Joaquim Gomes de Almeida, conhecido como Ti Joaquim do Viso, por ser do lugar do Viso, embora já no início do lugar de Cimo de Vila, na freguesia de Guisande, nasceu em 27 de Abril de 1885 e foi baptizado em  3 de Maio desse mesmo ano. Era filho de Raimundo Gomes de Almeida (meu bisavô), também do considerado lugar do Viso, Guisande, e de Delfina Gomes de Oliveira (minha bisavó), do lugar de Casal do Monte, freguesia de Romariz.
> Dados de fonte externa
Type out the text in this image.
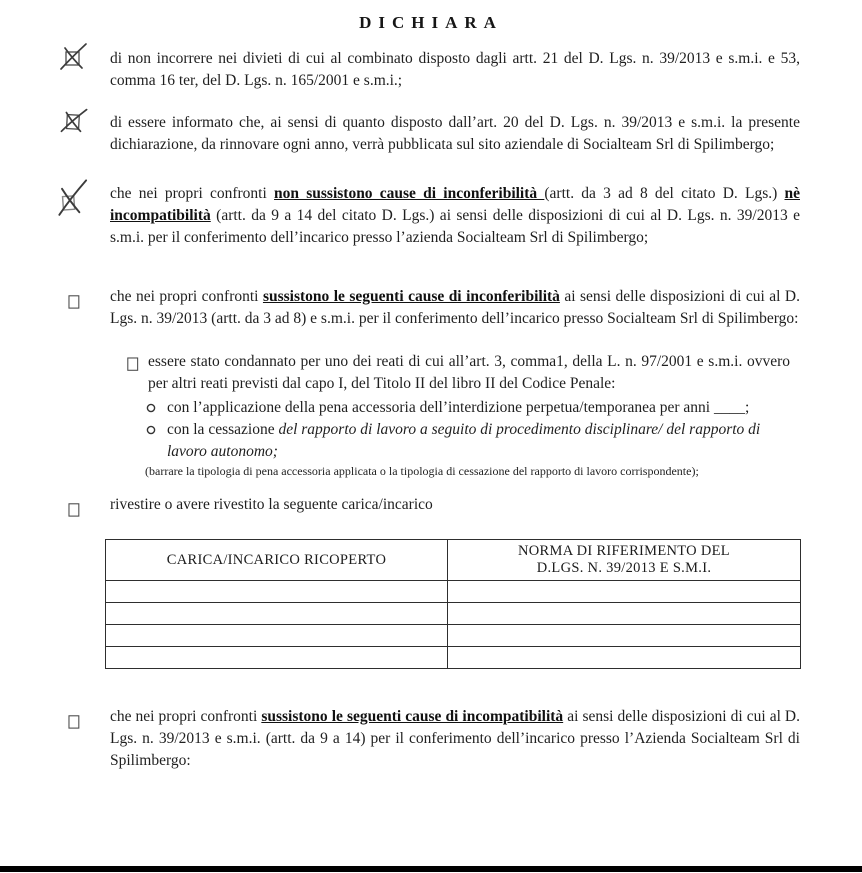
DICHIARA

di non incorrere nei divieti di cui al combinato disposto dagli artt. 21 del D. Lgs. n. 39/2013 e s.m.i. e 53, comma 16 ter, del D. Lgs. n. 165/2001 e s.m.i.;

di essere informato che, ai sensi di quanto disposto dall’art. 20 del D. Lgs. n. 39/2013 e s.m.i. la presente dichiarazione, da rinnovare ogni anno, verrà pubblicata sul sito aziendale di Socialteam Srl di Spilimbergo;

che nei propri confronti non sussistono cause di inconferibilità (artt. da 3 ad 8 del citato D. Lgs.) nè incompatibilità (artt. da 9 a 14 del citato D. Lgs.) ai sensi delle disposizioni di cui al D. Lgs. n. 39/2013 e s.m.i. per il conferimento dell’incarico presso l’azienda Socialteam Srl di Spilimbergo;

che nei propri confronti sussistono le seguenti cause di inconferibilità ai sensi delle disposizioni di cui al D. Lgs. n. 39/2013 (artt. da 3 ad 8) e s.m.i. per il conferimento dell’incarico presso Socialteam Srl di Spilimbergo:

essere stato condannato per uno dei reati di cui all’art. 3, comma1, della L. n. 97/2001 e s.m.i. ovvero per altri reati previsti dal capo I, del Titolo II del libro II del Codice Penale:

con l’applicazione della pena accessoria dell’interdizione perpetua/temporanea per anni ____;

con la cessazione del rapporto di lavoro a seguito di procedimento disciplinare/ del rapporto di lavoro autonomo;

(barrare la tipologia di pena accessoria applicata o la tipologia di cessazione del rapporto di lavoro corrispondente);

rivestire o avere rivestito la seguente carica/incarico

CARICA/INCARICO RICOPERTO	NORMA DI RIFERIMENTO DEL
D.LGS. N. 39/2013 E S.M.I.

che nei propri confronti sussistono le seguenti cause di incompatibilità ai sensi delle disposizioni di cui al D. Lgs. n. 39/2013 e s.m.i. (artt. da 9 a 14) per il conferimento dell’incarico presso l’Azienda Socialteam Srl di Spilimbergo:
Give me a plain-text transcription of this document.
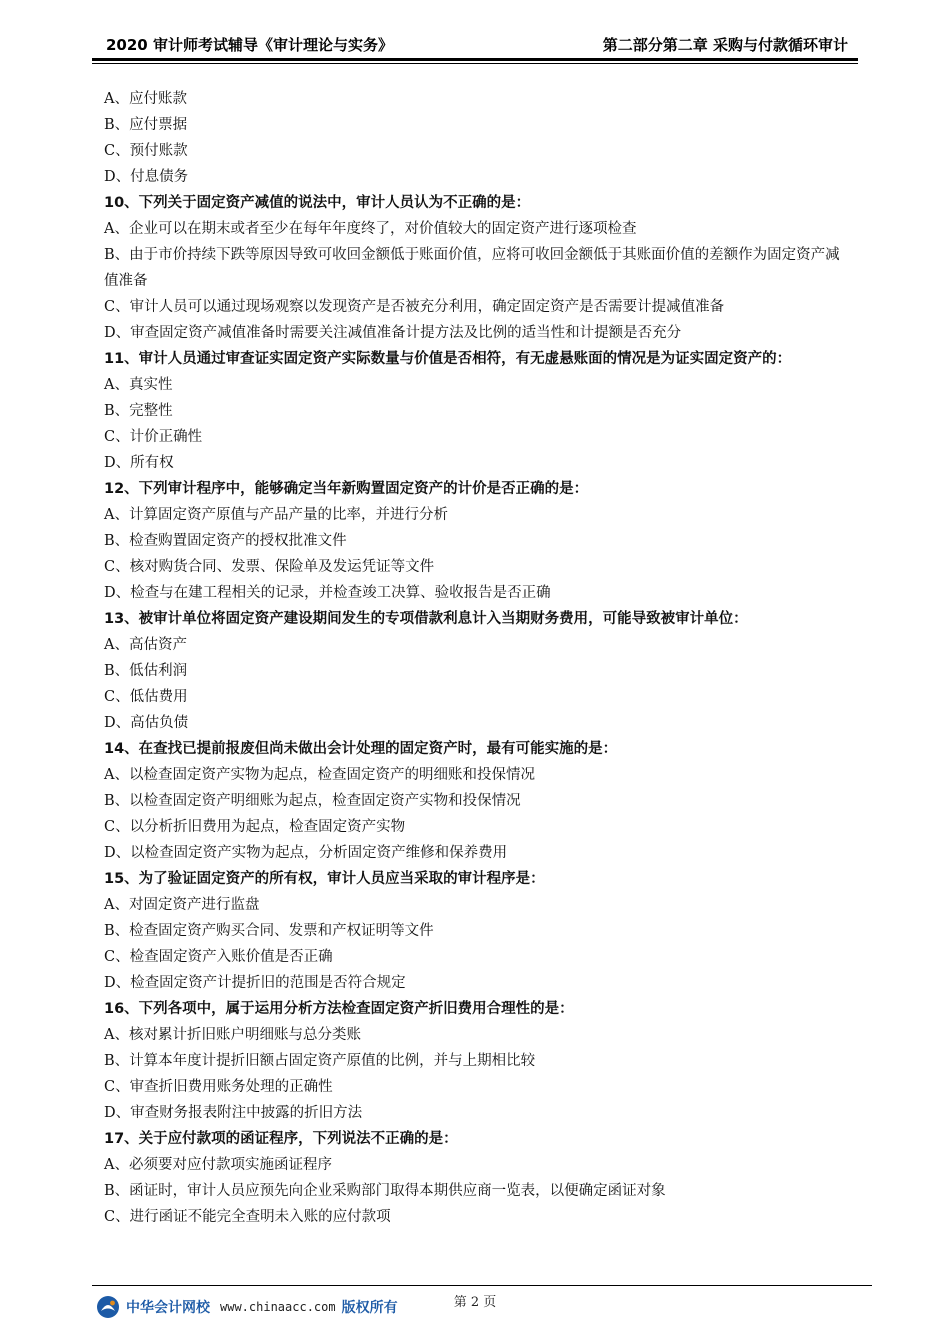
2020 审计师考试辅导《审计理论与实务》	第二部分第二章 采购与付款循环审计
A、应付账款
B、应付票据
C、预付账款
D、付息债务
10、下列关于固定资产减值的说法中，审计人员认为不正确的是：
A、企业可以在期末或者至少在每年年度终了，对价值较大的固定资产进行逐项检查
B、由于市价持续下跌等原因导致可收回金额低于账面价值，应将可收回金额低于其账面价值的差额作为固定资产减值准备
C、审计人员可以通过现场观察以发现资产是否被充分利用，确定固定资产是否需要计提减值准备
D、审查固定资产减值准备时需要关注减值准备计提方法及比例的适当性和计提额是否充分
11、审计人员通过审查证实固定资产实际数量与价值是否相符，有无虚悬账面的情况是为证实固定资产的：
A、真实性
B、完整性
C、计价正确性
D、所有权
12、下列审计程序中，能够确定当年新购置固定资产的计价是否正确的是：
A、计算固定资产原值与产品产量的比率，并进行分析
B、检查购置固定资产的授权批准文件
C、核对购货合同、发票、保险单及发运凭证等文件
D、检查与在建工程相关的记录，并检查竣工决算、验收报告是否正确
13、被审计单位将固定资产建设期间发生的专项借款利息计入当期财务费用，可能导致被审计单位：
A、高估资产
B、低估利润
C、低估费用
D、高估负债
14、在查找已提前报废但尚未做出会计处理的固定资产时，最有可能实施的是：
A、以检查固定资产实物为起点，检查固定资产的明细账和投保情况
B、以检查固定资产明细账为起点，检查固定资产实物和投保情况
C、以分析折旧费用为起点，检查固定资产实物
D、以检查固定资产实物为起点，分析固定资产维修和保养费用
15、为了验证固定资产的所有权，审计人员应当采取的审计程序是：
A、对固定资产进行监盘
B、检查固定资产购买合同、发票和产权证明等文件
C、检查固定资产入账价值是否正确
D、检查固定资产计提折旧的范围是否符合规定
16、下列各项中，属于运用分析方法检查固定资产折旧费用合理性的是：
A、核对累计折旧账户明细账与总分类账
B、计算本年度计提折旧额占固定资产原值的比例，并与上期相比较
C、审查折旧费用账务处理的正确性
D、审查财务报表附注中披露的折旧方法
17、关于应付款项的函证程序，下列说法不正确的是：
A、必须要对应付款项实施函证程序
B、函证时，审计人员应预先向企业采购部门取得本期供应商一览表，以便确定函证对象
C、进行函证不能完全查明未入账的应付款项
第 2 页
中华会计网校 www.chinaacc.com 版权所有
Faleceu o meu avô em 23 de Dezembro de 1965.

O meu avô casou com 30 anos de idade, em 2 de Julho de 1916  com Maria da Luz, de 24 anos,  nascida em 18 de Novembro de 1890, sendo filha de José Joaquim Gomes de Almeida e de Maria da Conceição de Jesus, então moradores no lugar do Viso. Faleceu em 15 de Novembro de 1967 com 77 anos de idade. Tinha eu 5 anos pelo que tenho ainda algumas lembranças dela.

Tiveram 4 filhos e 4 filhas, sendo que uma faleceu menor. Destes um era o meu pai e o mais novo dos rapazes, o tio Neca, completou 100 anos de vida no passado Sábado. É ainda viva a tia Laurinda, já a passar dos 90.

Outros, na sua posição de proprietário e pessoa a saber escrever, a ler e a fazer contas, usaram da ignorância, das dificuldades e miséria de alguns para lhes retirar bens e terras e com isso crescer e aumentar patrimónios. Num tempo em que a generalidade das pessoas tinham como valores a honra a palavra e o trabalho, houve sempre alguém com poucos escrúpulos a usarem de estratagemas, manhas e artimanhas para deles abusarem. Meu avô, porêm, pertencia à casta dos que preferiam empobrecer do que subtrair o pouco a quem tinha nada. 

Fica aqui este simples registo para a posteridade de um homem bom, de bom samaritano em tempos agrestes e de vacas magras, que na sua bondade e bom coração ajudou a mitigar a fome a muitos.